La chiesa cattolica che più ci è rimasta impressa è Notre Dame Auxiliatrice, che si trova all’estremo nord dell’isola, a Cap Malheureux, e si staglia col suo profilo bianco ed il tetto rosso contro lo splendido cielo blu di Mauritius. Se devi sposarti questa è un’ottima location per un matrimonio!

L’aventure du sucre

A testimonianza del passato coloniale di Mauritius il miglior museo dell’isola, l’aventure du sucre (l’avventura dello zucchero) a Pamplemousse, è dedicato alla coltivazione della canna di zucchero. Un museo moderno, ben strutturato e ottimo anche per i bambini in cui vengono illustrate tutte le fasi della produzione dello zucchero. Vengono spiegati tutti i tipi di zucchero e comprende una degustazione alla fine della visita nel negozio annesso.

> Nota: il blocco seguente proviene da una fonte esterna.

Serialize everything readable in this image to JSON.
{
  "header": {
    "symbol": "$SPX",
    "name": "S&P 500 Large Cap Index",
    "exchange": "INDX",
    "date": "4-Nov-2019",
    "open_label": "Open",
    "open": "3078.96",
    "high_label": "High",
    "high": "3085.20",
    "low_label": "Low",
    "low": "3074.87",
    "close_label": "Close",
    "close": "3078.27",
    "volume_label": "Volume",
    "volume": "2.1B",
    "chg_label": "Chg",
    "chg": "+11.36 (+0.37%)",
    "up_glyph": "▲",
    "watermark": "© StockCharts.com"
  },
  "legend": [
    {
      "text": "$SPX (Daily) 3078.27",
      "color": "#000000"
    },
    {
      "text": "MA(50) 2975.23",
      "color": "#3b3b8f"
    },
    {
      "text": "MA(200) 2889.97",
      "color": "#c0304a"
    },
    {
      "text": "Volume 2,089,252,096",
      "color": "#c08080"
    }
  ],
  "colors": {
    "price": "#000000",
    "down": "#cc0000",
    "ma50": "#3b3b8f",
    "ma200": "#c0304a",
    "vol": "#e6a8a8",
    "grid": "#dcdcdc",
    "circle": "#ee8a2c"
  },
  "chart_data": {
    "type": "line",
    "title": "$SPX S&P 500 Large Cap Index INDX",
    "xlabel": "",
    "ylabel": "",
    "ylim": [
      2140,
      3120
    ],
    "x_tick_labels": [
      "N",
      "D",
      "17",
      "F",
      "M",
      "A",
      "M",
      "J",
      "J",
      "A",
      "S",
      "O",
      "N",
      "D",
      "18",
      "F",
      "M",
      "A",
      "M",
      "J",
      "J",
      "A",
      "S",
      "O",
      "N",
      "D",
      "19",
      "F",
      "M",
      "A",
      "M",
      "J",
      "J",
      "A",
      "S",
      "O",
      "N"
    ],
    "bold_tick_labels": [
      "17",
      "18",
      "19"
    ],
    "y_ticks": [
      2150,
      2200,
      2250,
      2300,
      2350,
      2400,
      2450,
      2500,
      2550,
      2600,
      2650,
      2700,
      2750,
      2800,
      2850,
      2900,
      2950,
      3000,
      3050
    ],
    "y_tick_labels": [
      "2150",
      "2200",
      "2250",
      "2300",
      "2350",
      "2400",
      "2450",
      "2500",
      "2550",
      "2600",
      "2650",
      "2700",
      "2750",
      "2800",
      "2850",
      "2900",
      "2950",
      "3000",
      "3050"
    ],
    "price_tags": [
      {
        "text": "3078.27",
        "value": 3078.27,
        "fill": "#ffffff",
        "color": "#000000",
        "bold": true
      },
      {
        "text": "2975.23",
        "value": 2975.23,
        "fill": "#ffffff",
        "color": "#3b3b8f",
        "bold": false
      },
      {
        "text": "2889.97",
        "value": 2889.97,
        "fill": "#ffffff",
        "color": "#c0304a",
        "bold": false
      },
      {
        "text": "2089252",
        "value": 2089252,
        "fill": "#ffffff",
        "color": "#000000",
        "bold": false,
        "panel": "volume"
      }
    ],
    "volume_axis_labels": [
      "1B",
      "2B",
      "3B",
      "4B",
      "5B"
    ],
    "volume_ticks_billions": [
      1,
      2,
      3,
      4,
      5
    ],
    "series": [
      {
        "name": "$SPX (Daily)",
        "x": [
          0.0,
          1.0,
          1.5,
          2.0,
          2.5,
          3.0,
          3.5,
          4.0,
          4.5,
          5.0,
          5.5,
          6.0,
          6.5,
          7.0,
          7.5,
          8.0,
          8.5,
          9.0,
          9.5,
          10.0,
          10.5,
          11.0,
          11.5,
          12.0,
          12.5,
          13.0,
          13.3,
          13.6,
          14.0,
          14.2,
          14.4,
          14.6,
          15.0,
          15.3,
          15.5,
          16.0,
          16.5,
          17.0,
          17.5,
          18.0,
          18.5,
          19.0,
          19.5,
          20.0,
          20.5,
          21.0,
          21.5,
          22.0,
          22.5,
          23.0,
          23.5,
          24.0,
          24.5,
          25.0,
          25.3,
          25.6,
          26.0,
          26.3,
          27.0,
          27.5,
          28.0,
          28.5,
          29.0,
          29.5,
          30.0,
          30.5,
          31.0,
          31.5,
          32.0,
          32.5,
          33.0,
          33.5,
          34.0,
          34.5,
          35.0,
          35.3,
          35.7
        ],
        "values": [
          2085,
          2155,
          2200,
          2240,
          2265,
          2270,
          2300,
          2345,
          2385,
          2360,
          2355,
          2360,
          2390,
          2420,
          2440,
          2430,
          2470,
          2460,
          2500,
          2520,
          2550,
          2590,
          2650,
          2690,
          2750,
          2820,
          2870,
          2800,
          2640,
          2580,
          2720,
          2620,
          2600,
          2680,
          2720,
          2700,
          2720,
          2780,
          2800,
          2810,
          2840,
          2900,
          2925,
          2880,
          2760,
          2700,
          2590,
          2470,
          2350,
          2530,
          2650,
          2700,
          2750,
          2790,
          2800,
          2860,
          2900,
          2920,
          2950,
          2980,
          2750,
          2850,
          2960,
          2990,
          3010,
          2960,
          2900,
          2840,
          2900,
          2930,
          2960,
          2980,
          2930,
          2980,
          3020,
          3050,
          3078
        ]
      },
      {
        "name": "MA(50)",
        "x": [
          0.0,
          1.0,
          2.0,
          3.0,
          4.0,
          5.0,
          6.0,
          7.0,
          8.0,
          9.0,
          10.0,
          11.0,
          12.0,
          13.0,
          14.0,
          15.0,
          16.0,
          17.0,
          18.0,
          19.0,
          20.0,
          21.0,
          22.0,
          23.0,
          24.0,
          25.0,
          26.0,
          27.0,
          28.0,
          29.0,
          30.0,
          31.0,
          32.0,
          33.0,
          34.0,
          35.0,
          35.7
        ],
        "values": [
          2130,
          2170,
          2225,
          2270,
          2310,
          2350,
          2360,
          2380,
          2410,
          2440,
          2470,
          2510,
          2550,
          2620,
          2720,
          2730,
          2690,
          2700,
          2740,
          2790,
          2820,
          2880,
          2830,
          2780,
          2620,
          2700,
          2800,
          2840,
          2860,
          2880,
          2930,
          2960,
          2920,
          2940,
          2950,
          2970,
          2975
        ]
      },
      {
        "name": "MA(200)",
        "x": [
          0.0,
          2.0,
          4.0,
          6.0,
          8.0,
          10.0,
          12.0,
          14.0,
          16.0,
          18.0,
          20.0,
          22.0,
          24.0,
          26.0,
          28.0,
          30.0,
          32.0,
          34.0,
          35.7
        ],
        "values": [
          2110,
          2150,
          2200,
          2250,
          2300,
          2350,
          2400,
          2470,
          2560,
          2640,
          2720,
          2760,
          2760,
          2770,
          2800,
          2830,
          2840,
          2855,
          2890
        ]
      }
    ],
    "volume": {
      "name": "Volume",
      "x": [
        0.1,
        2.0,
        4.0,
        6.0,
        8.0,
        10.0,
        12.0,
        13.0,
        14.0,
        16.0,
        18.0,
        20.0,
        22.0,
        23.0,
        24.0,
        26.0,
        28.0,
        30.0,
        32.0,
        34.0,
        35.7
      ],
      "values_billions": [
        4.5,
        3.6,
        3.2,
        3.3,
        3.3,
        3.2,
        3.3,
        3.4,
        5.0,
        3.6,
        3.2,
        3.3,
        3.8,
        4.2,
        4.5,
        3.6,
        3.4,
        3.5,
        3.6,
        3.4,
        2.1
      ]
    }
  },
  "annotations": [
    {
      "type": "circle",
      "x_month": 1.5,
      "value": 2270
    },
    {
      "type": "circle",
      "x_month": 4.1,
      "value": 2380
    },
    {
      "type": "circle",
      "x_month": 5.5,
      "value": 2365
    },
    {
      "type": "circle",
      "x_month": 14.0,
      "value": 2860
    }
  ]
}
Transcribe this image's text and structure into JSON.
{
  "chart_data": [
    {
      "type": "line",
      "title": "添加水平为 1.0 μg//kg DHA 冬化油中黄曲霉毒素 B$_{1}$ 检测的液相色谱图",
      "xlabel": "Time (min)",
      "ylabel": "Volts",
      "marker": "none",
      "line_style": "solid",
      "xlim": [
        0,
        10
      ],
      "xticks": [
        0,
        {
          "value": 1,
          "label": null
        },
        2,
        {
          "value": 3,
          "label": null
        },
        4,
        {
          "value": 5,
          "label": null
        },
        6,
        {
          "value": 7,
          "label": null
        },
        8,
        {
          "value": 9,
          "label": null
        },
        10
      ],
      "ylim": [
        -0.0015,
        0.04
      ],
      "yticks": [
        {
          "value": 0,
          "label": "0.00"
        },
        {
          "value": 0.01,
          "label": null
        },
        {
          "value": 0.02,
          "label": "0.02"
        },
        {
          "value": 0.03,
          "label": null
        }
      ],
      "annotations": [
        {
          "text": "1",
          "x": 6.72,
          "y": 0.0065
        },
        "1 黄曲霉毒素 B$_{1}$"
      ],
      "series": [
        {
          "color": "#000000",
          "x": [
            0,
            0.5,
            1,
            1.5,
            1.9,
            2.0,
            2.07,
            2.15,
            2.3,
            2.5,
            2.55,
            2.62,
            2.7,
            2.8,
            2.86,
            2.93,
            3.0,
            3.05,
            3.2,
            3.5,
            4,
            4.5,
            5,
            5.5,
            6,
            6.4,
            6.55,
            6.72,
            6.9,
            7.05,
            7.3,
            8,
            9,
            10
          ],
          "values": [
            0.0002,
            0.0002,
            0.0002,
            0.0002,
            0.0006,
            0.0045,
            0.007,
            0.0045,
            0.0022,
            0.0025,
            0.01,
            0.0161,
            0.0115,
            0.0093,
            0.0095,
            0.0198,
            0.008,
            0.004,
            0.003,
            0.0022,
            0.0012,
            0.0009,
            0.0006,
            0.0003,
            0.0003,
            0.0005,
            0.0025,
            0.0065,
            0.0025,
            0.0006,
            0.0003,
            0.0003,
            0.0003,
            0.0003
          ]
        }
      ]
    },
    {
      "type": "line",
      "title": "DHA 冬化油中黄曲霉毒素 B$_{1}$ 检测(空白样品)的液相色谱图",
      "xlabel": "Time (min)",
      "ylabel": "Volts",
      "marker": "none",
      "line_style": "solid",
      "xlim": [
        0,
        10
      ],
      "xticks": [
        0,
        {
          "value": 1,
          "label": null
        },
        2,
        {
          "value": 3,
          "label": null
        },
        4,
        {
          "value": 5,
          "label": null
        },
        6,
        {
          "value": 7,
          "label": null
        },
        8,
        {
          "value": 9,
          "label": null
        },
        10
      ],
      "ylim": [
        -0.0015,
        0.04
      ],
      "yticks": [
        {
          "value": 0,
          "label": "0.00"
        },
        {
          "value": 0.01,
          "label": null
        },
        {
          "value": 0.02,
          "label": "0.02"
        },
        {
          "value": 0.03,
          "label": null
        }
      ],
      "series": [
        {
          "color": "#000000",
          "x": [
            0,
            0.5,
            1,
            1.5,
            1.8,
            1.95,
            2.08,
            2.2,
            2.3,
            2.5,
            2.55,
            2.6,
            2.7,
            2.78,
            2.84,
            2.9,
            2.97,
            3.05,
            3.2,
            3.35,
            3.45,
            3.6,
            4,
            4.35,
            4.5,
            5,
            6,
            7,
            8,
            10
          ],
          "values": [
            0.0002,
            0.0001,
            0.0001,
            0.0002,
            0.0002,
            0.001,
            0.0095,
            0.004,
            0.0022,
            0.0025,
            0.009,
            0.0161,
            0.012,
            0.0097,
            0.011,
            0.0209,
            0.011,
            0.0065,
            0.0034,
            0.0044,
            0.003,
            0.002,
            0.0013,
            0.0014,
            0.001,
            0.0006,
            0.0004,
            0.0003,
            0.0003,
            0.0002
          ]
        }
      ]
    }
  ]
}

Noi ci siamo divertiti a salire e girare sulla nave che originariamente trasportava lo zucchero ormeggiata all’interno del museo.

L’isola dei cervi

Lungo la costa est si arriva a l’ile aux cerfs (l’isola dei cervi) proprietà di un resort esclusivo è però aperta anche agli esterni; ci si arriva pagando l’ingresso con una piccola traversata in barca e gli orari di solito vanno in base alle maree. Sinceramente quando ci sono stata la prima volta nel 1999 era davvero un paradiso ma quando ci sono tornata nel 2012 non ho più ritrovato quella magia perché ormai era diventata molto frequentata dai turisti.